Thu Mar 7, 2013, 09:15 PM
Mar 2013

And no Christian takes EVERY part of the bible literally, even the fundies.

They all pick and choose, so for any Christian to call someone else (whether that "someone else" be a fellow Christian or a non-believer) a "literalist" is ridiculously hypocritical.

 

Humanist_Activist

(7,670 posts)
16. What is the point of posting such ignorant drivel?
Fri Mar 8, 2013, 06:07 PM
Mar 2013

This reviewer obviously doesn't know what he's talking about, particularly about atheism and humanism, so why post such ignorance?

cbayer

(146,218 posts)
17. I posted it because I thought it was interesting.
Fri Mar 8, 2013, 06:59 PM
Mar 2013

If you find it to be ignorant drivel, feel free just to skip right over it.

See you around.

 

Humanist_Activist

(7,670 posts)
19. I guess this just goes to prove that religious people are more interested in...
Fri Mar 8, 2013, 09:33 PM
Mar 2013

character assassination than in the truth.

 

Humanist_Activist

(7,670 posts)
21. You.
Fri Mar 8, 2013, 09:50 PM
Mar 2013

All I see from you are bullshit strawmen about beliefs of atheists, unproven assertions about the universe and human nature to try to prop up your own beliefs in what can only be a desperate attempt at getting legitimacy.

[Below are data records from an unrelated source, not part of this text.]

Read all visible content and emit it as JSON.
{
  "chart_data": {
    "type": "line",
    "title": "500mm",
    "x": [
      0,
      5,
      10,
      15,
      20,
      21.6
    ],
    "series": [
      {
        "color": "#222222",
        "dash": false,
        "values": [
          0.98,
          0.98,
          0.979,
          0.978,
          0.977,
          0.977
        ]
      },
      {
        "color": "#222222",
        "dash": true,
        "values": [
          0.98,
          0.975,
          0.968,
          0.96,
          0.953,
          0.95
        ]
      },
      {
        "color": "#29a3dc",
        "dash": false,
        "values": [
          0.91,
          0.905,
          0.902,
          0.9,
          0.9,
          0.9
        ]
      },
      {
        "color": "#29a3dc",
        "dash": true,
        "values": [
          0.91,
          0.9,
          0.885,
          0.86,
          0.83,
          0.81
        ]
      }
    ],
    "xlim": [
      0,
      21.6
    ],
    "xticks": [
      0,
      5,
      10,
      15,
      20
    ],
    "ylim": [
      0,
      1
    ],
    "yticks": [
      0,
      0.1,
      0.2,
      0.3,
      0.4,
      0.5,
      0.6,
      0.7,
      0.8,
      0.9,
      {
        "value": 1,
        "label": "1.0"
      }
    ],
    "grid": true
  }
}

Even worse is doing it in a passive aggressive way by posting "interesting" articles others wrote.

cbayer

(146,218 posts)
22. Lol. Does that mean that humanists are more interested in making unsubstantiated
Fri Mar 8, 2013, 10:04 PM
Mar 2013

assumptions about what others believe or don't believe based on no information other than that they don't agree with them?

You know nothing about my beliefs my beliefs or lack of beliefs, but you certainly are quick to personally attack me.

Which doesn't say much about humanism, if that is what you are representing.